TLS Adjusts and Builds On Campus
One of the hallmarks of TLS projects is that they happen off-campus. This requires students to navigate complex relationships in the community, from initial contact with a new community partner, to aligning with the community partner’s mission, to negotiating the on-going relationship. Even though TLS students and the Bard student volunteers who join projects offer real support to community partners, it is still challenging to create and maintain working relationships. So this is a fundamental tenet of the TLS program: Projects Are Hard!
COVID-19 pushed many TLS projects beyond hard, into the impossible. What a year! Many project leaders were able to find ways to make their projects work. For example, Red Hook English as a Second Language (ESL) actually expanded their base of students. Lessons were given online which allowed people from the entire region to participate. In the future, the ESL program will offer both in-person and virtual English instruction. On the other hand, the Red Hook Residential project was not so lucky. RHR is youth detention center in Upper Red Hook. No volunteers have been allowed into the facility for an entire year. The athletes who have been mentoring, tutoring and playing ball there for years had to suspend their project. But athletes have a great deal of energy and so . . .
Like many things in the world during COVID-19, attention either went virtual or extremely local. People across the country have put a tremendous amount of energy into their home environments this year, with extraordinary results. (Go to your local lumberyard and you will see it is bustling with activity). The Bard athletes stepped up in beautiful ways to give our own home environment some long overdue and much needed attention.
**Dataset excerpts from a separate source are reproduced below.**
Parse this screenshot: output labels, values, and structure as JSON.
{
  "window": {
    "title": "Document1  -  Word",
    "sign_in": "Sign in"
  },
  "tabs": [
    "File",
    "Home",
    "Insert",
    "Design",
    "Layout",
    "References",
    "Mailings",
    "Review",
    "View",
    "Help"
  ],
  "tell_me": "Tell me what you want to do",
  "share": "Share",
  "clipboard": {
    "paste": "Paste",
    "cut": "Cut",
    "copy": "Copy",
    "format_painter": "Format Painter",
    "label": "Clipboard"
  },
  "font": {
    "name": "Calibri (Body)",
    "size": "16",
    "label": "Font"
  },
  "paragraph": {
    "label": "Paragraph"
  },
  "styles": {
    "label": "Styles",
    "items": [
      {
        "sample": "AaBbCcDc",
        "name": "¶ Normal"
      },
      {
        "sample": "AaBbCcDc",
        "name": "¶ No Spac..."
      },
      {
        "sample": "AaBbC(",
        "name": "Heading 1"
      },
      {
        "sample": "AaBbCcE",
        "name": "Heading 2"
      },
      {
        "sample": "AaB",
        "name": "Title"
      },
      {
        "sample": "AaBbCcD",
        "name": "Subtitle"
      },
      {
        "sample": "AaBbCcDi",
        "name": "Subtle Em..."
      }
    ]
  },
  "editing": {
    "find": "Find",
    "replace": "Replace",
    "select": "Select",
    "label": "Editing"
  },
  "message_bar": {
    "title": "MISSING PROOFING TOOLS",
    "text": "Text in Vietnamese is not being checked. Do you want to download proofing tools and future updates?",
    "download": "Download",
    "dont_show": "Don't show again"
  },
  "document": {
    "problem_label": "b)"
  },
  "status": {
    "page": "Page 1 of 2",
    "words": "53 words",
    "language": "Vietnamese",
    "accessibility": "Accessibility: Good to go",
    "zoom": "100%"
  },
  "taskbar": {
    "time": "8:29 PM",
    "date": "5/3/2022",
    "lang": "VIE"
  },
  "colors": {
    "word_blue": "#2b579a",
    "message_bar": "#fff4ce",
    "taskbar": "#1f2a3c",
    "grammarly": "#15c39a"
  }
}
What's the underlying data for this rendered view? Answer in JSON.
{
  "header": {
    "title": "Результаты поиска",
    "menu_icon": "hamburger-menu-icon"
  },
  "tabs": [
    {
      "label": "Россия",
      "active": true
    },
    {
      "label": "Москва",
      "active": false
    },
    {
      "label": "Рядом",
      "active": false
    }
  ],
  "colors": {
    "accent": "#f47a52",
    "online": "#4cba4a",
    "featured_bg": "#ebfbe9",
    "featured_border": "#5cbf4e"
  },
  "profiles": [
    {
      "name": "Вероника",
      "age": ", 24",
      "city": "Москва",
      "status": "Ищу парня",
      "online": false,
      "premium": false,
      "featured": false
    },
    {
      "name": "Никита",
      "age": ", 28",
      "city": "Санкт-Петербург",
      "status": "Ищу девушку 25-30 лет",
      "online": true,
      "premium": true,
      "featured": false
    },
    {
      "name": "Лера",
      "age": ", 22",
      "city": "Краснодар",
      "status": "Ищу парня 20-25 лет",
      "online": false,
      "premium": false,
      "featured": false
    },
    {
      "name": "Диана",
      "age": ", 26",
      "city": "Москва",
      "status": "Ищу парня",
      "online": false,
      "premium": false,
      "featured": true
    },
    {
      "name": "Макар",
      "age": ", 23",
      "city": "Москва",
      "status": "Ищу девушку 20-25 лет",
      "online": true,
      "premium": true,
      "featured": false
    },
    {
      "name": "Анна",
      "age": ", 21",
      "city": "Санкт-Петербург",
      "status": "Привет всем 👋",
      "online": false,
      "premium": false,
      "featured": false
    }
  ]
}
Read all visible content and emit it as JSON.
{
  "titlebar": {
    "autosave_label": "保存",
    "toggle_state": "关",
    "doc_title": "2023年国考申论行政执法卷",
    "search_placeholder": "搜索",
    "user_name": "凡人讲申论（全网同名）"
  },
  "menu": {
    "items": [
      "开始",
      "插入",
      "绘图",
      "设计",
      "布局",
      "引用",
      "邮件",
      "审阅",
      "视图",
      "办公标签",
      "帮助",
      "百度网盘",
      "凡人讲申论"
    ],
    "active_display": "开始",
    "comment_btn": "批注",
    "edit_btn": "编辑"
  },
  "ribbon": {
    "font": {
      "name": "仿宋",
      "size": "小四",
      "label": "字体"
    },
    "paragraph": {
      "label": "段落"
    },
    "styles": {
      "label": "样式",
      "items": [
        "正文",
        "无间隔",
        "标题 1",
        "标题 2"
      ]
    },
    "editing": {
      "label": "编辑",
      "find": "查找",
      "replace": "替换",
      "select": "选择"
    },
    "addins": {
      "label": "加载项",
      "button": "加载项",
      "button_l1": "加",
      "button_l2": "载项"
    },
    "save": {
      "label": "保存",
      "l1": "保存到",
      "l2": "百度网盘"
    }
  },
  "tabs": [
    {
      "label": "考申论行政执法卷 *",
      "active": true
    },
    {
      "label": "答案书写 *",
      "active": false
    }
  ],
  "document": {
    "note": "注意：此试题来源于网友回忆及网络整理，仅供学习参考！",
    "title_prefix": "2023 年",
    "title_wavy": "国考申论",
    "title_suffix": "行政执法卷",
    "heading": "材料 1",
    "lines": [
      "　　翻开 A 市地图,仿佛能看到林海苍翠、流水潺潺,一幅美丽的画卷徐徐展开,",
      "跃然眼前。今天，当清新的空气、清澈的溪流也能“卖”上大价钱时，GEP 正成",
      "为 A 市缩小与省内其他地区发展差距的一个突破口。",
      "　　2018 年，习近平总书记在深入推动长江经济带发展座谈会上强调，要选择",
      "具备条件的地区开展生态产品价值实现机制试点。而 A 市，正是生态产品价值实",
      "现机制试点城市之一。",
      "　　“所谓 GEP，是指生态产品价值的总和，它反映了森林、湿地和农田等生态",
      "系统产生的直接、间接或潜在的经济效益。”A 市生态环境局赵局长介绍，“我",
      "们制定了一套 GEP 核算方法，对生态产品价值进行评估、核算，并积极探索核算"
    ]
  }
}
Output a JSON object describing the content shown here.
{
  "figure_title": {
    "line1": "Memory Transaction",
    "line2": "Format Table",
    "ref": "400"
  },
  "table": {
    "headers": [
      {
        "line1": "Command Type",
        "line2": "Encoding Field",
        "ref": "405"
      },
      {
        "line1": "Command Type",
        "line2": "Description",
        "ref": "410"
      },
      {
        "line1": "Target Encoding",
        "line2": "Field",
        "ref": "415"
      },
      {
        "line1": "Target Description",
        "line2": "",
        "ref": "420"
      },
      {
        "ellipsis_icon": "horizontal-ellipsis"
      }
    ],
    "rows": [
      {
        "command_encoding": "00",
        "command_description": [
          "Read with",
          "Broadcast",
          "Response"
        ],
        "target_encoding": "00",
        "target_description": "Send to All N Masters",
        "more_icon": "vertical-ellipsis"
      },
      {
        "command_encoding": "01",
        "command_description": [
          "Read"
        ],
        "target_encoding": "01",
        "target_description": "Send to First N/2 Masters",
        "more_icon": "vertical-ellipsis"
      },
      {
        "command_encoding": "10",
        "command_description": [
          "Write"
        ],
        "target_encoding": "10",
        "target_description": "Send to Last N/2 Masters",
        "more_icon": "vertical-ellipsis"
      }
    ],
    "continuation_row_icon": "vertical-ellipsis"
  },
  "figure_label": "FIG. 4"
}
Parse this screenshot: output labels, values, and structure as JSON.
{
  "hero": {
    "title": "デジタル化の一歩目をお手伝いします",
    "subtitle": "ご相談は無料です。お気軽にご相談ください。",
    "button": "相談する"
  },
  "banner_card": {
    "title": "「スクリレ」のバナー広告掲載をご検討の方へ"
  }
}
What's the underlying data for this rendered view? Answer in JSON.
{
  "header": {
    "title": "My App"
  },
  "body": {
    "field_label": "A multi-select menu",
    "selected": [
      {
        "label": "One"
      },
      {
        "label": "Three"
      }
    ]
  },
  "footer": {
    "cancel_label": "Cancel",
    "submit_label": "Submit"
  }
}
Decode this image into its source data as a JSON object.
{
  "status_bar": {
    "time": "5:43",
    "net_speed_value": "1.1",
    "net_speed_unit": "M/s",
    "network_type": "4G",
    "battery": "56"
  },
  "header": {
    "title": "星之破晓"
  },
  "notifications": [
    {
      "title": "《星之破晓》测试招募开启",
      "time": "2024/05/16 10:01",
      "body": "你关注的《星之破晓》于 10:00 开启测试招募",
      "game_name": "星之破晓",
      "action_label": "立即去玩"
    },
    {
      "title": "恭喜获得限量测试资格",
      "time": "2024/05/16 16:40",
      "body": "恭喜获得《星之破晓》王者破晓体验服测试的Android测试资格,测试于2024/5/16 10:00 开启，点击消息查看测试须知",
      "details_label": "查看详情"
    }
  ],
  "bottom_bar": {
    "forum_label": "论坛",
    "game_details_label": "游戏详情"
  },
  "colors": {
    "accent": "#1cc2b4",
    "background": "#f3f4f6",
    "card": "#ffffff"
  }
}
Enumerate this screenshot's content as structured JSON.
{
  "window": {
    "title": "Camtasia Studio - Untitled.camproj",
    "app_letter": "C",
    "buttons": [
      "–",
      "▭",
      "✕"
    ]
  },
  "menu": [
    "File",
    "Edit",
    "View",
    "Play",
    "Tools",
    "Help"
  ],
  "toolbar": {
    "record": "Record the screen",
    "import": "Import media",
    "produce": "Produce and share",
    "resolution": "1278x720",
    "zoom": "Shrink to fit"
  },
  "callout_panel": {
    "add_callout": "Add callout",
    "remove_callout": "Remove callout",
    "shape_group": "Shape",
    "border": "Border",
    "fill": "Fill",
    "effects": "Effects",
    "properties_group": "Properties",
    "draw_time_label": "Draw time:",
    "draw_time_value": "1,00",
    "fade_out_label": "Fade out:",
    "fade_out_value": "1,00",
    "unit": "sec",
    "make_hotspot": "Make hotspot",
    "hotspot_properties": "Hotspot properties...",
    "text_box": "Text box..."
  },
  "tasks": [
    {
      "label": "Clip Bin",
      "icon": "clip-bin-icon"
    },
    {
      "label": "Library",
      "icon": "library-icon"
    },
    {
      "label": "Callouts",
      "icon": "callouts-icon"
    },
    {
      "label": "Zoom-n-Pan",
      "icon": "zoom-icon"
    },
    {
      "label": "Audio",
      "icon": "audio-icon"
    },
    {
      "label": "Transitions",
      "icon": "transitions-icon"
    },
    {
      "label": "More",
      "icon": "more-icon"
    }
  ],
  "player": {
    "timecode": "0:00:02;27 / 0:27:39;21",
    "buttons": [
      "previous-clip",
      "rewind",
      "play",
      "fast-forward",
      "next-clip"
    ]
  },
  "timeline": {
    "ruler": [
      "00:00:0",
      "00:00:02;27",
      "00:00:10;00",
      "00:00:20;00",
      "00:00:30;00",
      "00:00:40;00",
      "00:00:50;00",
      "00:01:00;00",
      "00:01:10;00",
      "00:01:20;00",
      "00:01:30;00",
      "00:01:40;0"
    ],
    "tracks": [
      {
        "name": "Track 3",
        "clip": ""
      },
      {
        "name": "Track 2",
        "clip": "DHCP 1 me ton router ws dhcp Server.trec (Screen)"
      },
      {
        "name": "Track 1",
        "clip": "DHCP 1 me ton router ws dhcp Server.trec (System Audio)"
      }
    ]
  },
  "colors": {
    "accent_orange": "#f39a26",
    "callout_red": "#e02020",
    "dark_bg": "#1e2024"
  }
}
They took on two projects in particular:
The Sawkill Creek runs between the main Bard campus and the Montgomery Place campus. It is the source of Bard’s water, and also a place of great beauty. The waterfall and swimming hole behind the water treatment plant is one of the most exquisite and energizing places at Bard. Hundreds of people every year enjoy the waterfall environment. It is on a trail that winds down the creek and out to the Hudson. Over the years, due to heavy traffic, the hillside above the pool eroded, making access treacherous. The athletes stepped up and completely rebuilt the stone retaining wall. This involved moving thousands of pounds of stone. One student, Azal Kassem, displayed an extraordinary aptitude for stacking rock (no small matter), and did a fabulous job on this structure. Luke Klatke, project leader, and his crew moved 12” inch diameter 10-foot long locust logs (weighing in excess of 100 pounds each), and relentlessly pounded 5-foot lengths of rebar deep into the hillside. They built a beautiful rustic staircase. This spot is pivotal on the trail, and is now wonderfully accessible to everyone.
THE BARD CEMETERY
The Bard Cemetery sits quietly behind the President’s house, on a hillside under the trees. It honors past college administrators, professors and their family members. Many extraordinary people find their final resting place there. But a cemetery, being exposed to weather for over a hundred years, shifts and changes. Stones weather. Ground freezes and heaves and monuments tilt. Soil settles and leaves depressions. An old cemetery needs care. The maintenance of the cemetery has been a special project of Randy Clum, Director of the Building & Grounds Department. Randy has been at Bard for more than 40 years. He is retiring at some point in the not distant future (though the date keeps shifting, as the college so highly values his expertise and experience). The athletes, in a tribute to Randy and the college, restored a substantial section of the cemetery. This involved digging up deeply buried marking stones, pouring 3-foot deep concrete pads, and resetting all the stones and markers at ground level, true and plumb. Members of the men’s volleyball and soccer teams did much of the work. And the entire women’s soccer team brushed, washed and cleaned headstones. It makes a tremendous difference.
INVESTMENT IN OUR HOME
Everyone who participated in these projects expressed deep satisfaction with the work. There was a tremendous amount of learning in both projects. The work included carpentry, landscaping, concrete forming, use of large hardware (14” bolts require special tools and attention), and the use of special adhesives (gluing the headstones to new concrete pads). So yes, there was real skill building, and many of us remarked that we should go into the cemetery restoration business! But more importantly, there was the affirmation of team and pride in place. In this year of COVID-19, the athletes really showed up and did the work to create community.